A última criada de Salazar

(Carla ScalaEjcveS) #1

Os jornalistas, ali «plantados» todo o dia, lançam perguntas com isco às
individualidades que sobem ao sexto piso, a ver se elas mordem alguma
indiscrição ou desabafo. Mas impõe-se a narrativa oficial: «O que vocês podem
dizer é que a comovida, mas serena reação do País, é a atitude justa nesta
hora», dirá Paulo Rodrigues, secretário de Salazar.
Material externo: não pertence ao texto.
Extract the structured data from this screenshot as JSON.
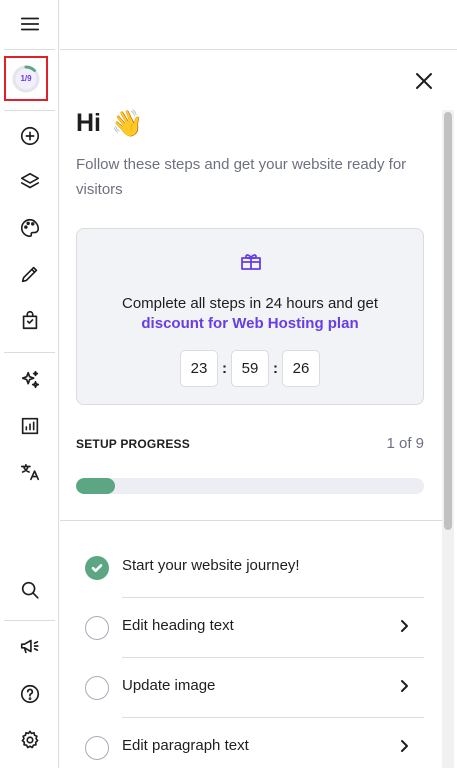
{
  "sidebar": {
    "progress_badge": "1/9",
    "progress_fraction": 0.111,
    "items": [
      {
        "name": "menu-icon"
      },
      {
        "name": "add-element-icon"
      },
      {
        "name": "layers-icon"
      },
      {
        "name": "palette-icon"
      },
      {
        "name": "pencil-icon"
      },
      {
        "name": "store-bag-icon"
      },
      {
        "name": "ai-sparkles-icon"
      },
      {
        "name": "analytics-icon"
      },
      {
        "name": "translate-icon"
      },
      {
        "name": "search-icon"
      },
      {
        "name": "megaphone-icon"
      },
      {
        "name": "help-icon"
      },
      {
        "name": "settings-icon"
      }
    ]
  },
  "panel": {
    "greeting": "Hi",
    "greeting_emoji": "👋",
    "subtext": "Follow these steps and get your website ready for visitors",
    "promo": {
      "text": "Complete all steps in 24 hours and get",
      "link": "discount for Web Hosting plan",
      "timer": {
        "hours": "23",
        "minutes": "59",
        "seconds": "26",
        "separator": ":"
      }
    },
    "setup": {
      "label": "SETUP PROGRESS",
      "count": "1 of 9",
      "progress_fraction": 0.111
    },
    "steps": [
      {
        "label": "Start your website journey!",
        "done": true
      },
      {
        "label": "Edit heading text",
        "done": false
      },
      {
        "label": "Update image",
        "done": false
      },
      {
        "label": "Edit paragraph text",
        "done": false
      }
    ]
  },
  "colors": {
    "accent": "#673de6",
    "success": "#5ca684",
    "highlight_border": "#e0202b"
  }
}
Daniel Ricardo, do vespertino A Capital, e Fernando Antunes, do matutino
portuense O Primeiro de Janeiro, conseguem infiltrar-se e passa-lhes pela
cabeça vestirem batas de enfermeiros, mas são identificados antes de ensaiarem
qualquer disfarce.
O Diário de Notícias tem um carro estacionado em permanência à porta da
clínica, com telefone instalado, o que permitirá ao seu repórter despachar as
novidades, quase sempre à frente da concorrência.
«Agora é que é!» – sussurrara um doutor, compincha dos jornalistas. «Não
lhe damos mais do que um quarto de hora.»
Mas Salazar trocava as voltas a todos os vaticínios.
Foi nesse momento que Mário Castrim, do Diário de Lisboa, decidiu tentar
confirmar pelos próprios meios a situação clínica do homem que esteve sempre
para morrer «daqui a bocadinho». Ainda chegou ao andar proibido, mas mal
saiu do elevador, caíram-lhe em cima «uns paisanos irrepreensivelmente
brutos».
O repórter percebe rapidamente que o caminho de regresso vai ser pelas
escadas, corrido a safanão. «Que é isso?», interrompe então uma voz, com
autoridade. «O que é que vocês estão a fazer ao rapazinho?», insiste. Os
seguranças gaguejaram umas desculpas – estavam a cumprir «ordens», só se
entrava «com cartão» – mas Maria não se comoveu: «Pois, mas também não é
preciso fazer mal ao rapazinho», respondeu, agarrando o jornalista pelo braço.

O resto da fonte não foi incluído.